Intravenous granisetron (Kytril) or ondansetron (Zofran) for the prevention or treatment of post-operative nausea or vomiting when oral granisetron (Kytril) or ondansetron (Zofran) has failed or is contraindicated.

Note:

As with other antiemetics, routine prophylaxis is not recommended for individuals in whom there is little expectation that nausea and/or vomiting will occur post-operatively.

Pregnancy

Intravenous granisetron (Kytril) or ondansetron (Zofran) antiemetic intravenous therapy for severe, intractable, persistent nausea or vomiting during pregnancy when clinical signs of dehydration are present or nausea and vomiting have persisted for more than 3 weeks and

all

of the following conditions are met:

Conservative treatment has failed (e.g., dietary changes, ginger, multi-vitamin, vitamin B6 (pyridoxine) with or without doxylamine (Unisom));

and

Oral, sublingual, or rectal antiemetics have failed or are contraindicated including

2 or more

of the following:

Dimenhydrinate (Dramamine);

and

Ondansetron (Zofran) or granisetron (Kytril);

and

Promethazine (Phenergan);

and

Trimethobenzamide (Tigan);

and

Other injectable/intravenous antiemetics have failed or are contraindicated including

all

of the following:

Dimenhydrinate (Dramamine);

and

Promethazine (Phenergan).

Intravenous palonosetron (Aloxi), dolasetron mesylate (Anzemet) or fosaprepitant dimeglumine (Emend) for severe, intractable, persistent nausea or vomiting during pregnancy when clinical signs of dehydration are present or nausea and vomiting have persisted for more than 3 weeks and intravenous granisetron (Kytril) or ondansetron (Zofran) at the FDA recommended dose has failed or is contraindicated.

Other Indications

Granisetron (Kytril) or ondansetron (Zofran) antiemetic intravenous therapy for refractory cases of nausea or vomiting for other indications (e.g., bulimia nervosa, cyclic vomiting syndrome, HIV) when oral granisetron (Kytril) or ondansetron (Zofran) has failed or is contraindicated.

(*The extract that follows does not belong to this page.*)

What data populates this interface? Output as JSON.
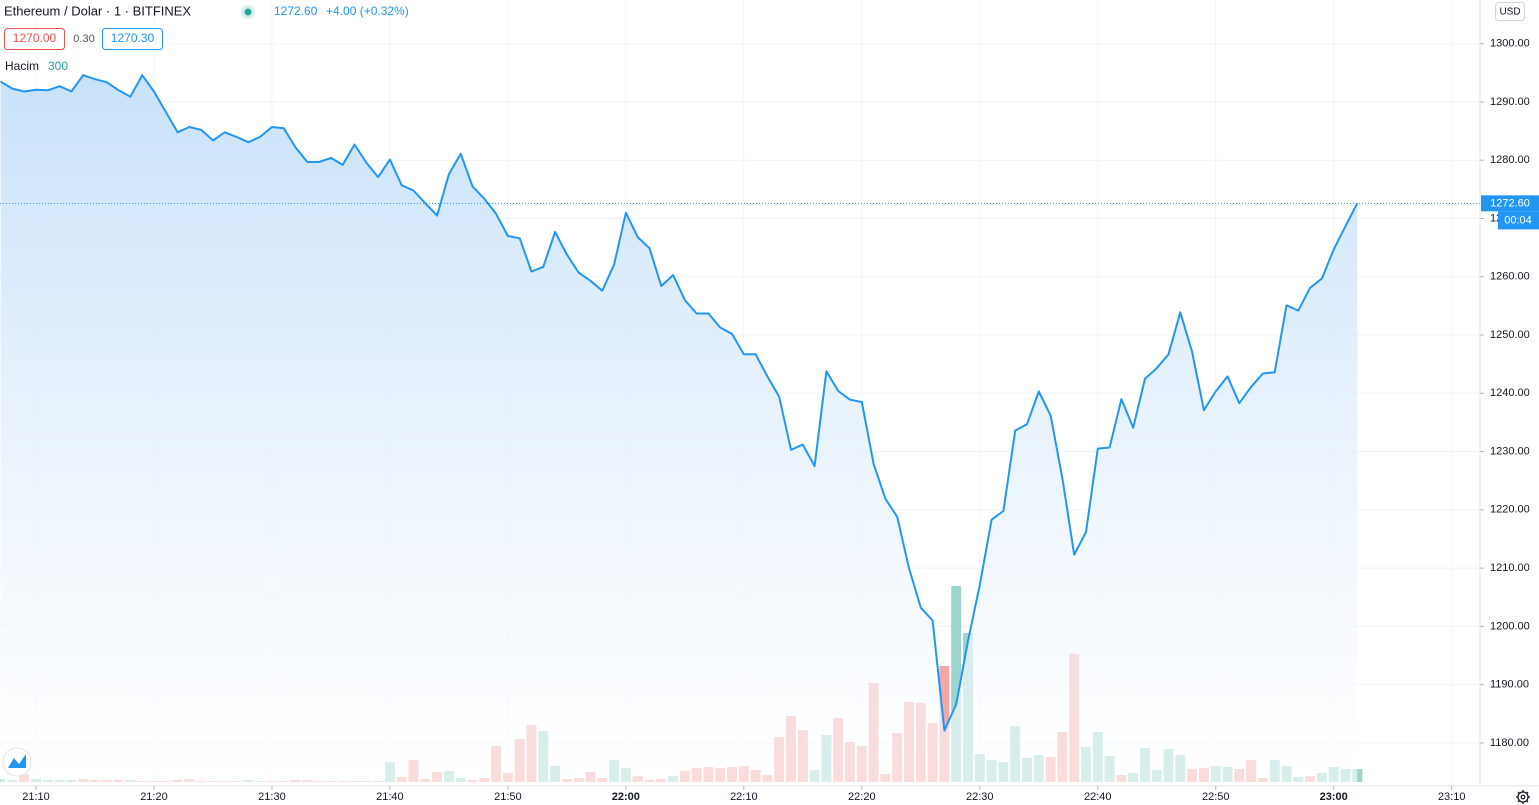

Intravenous palonosetron (Aloxi), dolasetron mesylate (Anzemet) or fosaprepitant dimeglumine (Emend) for refractory cases of nausea or vomiting for other indications (e.g., bulimia nervosa, cyclic vomiting syndrome, HIV) when intravenous granisetron (Kytril) or ondansetron (Zofran) at the FDA recommended dose has failed or is contraindicated.

See also

Pharmacy Clinical Policy Bulletin (PCPB): Antiemetics

.

Note:

This policy does not address the use of 5-HT3 receptor antagonists in the emergency room. Serotonin 3 receptor antagonists have been used in the management of acute toxicities (e.g., acetaminophen, theophylline).

Experimental and Investigational

The following interventions are considered experimental and investigational because the effectiveness of these approaches has not been established:

Cancer Chemotherapy

Intravenous dolasetron (Anzemet) for prevention of nausea or vomiting from cancer chemotherapy.

Radiotherapy

Intravenous palonosetron (Aloxi) and fosaprepitant dimeglumine (Emend) for the prevention of radiation-induced nausea and vomiting because there is insufficient evidence of their effectiveness for this indication.

Motion Sickness

5-HT3 receptor antagonist antiemetic intravenous therapy for motion-induced nausea and vomiting (motion-sickness).

Other Indications

Aprepitant for the treatment of gastroparesis because there is insufficient evidence of its effectiveness for this indication.

Aromatherapy for the treatment of post-operative nausea and vomiting because there is insufficient evidence of its effectiveness for this indication.